Just the beginning?
I had an appointment on Monday with my midwife. The fun test to see if i have gestational diabetes, which we passed with flying colors. I did get a phone call from my midwife on Tuesday but it just turns out I am low on iron, so I need to stay on top of that.
Then Monday night I had the chance to drive down to Grand Rapids to go to the Spina Bifida coffee group with about half a dozen moms that have kids with SB. I enjoyed talking with them and hearing how encouraging everyone was. It is nice to know that other moms have been there to give some advice to other moms who are currently going through what they have already experienced. I look forward to getting to know them more. It is just one of the small blessings that come out of this craziness.
Friday we had an u/s with the high risk OB. They checked all the baby measurements and let us know the fluid in his brain is ‘moderate’ which is alright for a Spina Bifida baby.
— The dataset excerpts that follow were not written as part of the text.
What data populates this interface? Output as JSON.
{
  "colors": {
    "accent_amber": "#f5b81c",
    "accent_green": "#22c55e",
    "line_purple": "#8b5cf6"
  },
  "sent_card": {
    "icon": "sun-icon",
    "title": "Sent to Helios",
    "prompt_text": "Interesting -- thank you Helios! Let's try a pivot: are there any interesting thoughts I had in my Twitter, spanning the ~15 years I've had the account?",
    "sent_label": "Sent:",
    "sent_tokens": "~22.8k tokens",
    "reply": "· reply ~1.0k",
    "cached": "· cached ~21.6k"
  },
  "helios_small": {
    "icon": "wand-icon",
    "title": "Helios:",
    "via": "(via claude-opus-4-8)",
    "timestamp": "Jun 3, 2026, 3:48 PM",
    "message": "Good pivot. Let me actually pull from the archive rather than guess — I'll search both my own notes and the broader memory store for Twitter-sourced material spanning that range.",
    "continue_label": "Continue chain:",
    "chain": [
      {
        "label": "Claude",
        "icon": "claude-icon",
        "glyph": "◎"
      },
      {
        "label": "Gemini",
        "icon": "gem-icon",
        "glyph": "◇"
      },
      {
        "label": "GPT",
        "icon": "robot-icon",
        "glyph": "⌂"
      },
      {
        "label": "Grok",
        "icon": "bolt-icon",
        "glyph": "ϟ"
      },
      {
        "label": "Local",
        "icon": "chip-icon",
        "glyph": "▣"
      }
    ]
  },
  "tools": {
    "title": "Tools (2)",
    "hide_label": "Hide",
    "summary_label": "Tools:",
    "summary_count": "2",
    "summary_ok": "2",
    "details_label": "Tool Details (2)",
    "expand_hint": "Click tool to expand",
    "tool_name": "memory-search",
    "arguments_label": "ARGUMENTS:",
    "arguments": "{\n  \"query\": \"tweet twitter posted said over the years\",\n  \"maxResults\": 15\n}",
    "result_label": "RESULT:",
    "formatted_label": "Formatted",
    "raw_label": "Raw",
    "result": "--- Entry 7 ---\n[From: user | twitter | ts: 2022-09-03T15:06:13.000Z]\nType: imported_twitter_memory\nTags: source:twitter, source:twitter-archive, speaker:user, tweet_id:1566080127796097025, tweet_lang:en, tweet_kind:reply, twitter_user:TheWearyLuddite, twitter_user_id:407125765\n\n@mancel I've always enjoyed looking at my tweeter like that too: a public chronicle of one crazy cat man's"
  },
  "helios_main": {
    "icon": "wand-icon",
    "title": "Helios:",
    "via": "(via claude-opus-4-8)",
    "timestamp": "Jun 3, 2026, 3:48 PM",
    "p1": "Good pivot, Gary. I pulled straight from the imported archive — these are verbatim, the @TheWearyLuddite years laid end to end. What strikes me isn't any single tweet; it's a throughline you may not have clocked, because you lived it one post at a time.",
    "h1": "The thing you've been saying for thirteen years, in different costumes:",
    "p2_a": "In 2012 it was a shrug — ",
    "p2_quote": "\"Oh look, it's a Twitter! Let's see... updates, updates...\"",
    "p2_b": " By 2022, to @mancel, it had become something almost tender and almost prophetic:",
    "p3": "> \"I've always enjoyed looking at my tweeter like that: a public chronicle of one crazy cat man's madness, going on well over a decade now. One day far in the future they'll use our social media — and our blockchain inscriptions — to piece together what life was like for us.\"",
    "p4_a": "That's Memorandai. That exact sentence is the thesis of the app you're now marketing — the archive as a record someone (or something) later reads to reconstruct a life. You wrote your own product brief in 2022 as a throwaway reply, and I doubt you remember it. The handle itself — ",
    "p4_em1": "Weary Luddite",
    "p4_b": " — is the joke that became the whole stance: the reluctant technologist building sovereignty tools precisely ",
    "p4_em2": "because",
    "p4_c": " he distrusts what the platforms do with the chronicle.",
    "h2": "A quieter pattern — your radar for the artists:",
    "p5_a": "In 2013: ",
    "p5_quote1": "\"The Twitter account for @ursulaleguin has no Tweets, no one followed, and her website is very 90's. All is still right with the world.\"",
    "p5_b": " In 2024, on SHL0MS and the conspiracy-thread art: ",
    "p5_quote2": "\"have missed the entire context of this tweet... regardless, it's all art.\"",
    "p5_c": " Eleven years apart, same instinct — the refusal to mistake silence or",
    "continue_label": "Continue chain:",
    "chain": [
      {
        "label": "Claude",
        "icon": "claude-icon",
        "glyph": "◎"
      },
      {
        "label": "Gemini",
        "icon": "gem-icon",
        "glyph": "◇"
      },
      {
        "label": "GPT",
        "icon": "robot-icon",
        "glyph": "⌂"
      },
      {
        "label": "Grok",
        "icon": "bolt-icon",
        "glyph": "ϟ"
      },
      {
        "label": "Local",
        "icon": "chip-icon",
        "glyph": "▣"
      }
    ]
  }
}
We got a good look at his spine since he is getting bigger, it is crazy to see spine, then a blur where the lesion is, then more spine, just like there was a smudge on the u/s.
After that he talked to us again about doing the amnio, which I have been putting off because I see no point in doing it. The amnio will check the chromosomes to see if there is anything else going on that might not be “viable for life” which would change the way we would treat him. We feel like there would be other physical signs if this was the case. Things like a cleft lip or hole in the heart, which we don’t see.
So I went to the appointment trying to be strong in what I was going to say and refusing the test. But wow was that not what the doctor wanted to hear. He basically told me “if I don’t do this then I can’t deliver by c-section in Grand Rapids and I might as well go to Ann Arbor. Also what do I just want to deliver here in Traverse City naturally and cause even more problems. Also that the surgeon and neonatologist would not even want to meet with you until they have the results of the amnio in their hands.”
I just felt attacked and lied to. I let him know that I just talked to some moms who just delivered at Grand Rapids who didn’t have the test so I know that Grand Rapids would allow me to deliver there with out having those results. But he held strong to that being untrue and when we see him in two weeks I have to have it done or find another hospital.
So I left, I didn’t even have enough strength or composure to ask the other questions I had, I didn’t want to talk to him anymore. I felt like I was trying to stand up for this child and was completely shot down and lied to by the doctor. Now, it is mostly my stubbornness that doesn’t want to do the amnio. I think it really got to me because this is just the start of dealing with so many doctors and so many opinions and it really is overwhelming. I felt like I did my research and made a right decision for us but was yelled at and belittled by the doctor for refusing the test. With Spina Bifida there really is no absolute right choice, and I think today I just got hit with it.
At least Atreyu knew I just wanted to go home and cuddle, so thats what we got to do, then take a nap. He is such a good cuddler. Also Dave came home with some hydrangeas (one of my favorite flowers) that a client had given him to give to me today. And we get our new refrigerator today, goodbye old 1970’s moldy fridge.
I hope in two weeks at my next appointment I wont be so emotional, it is so tiring.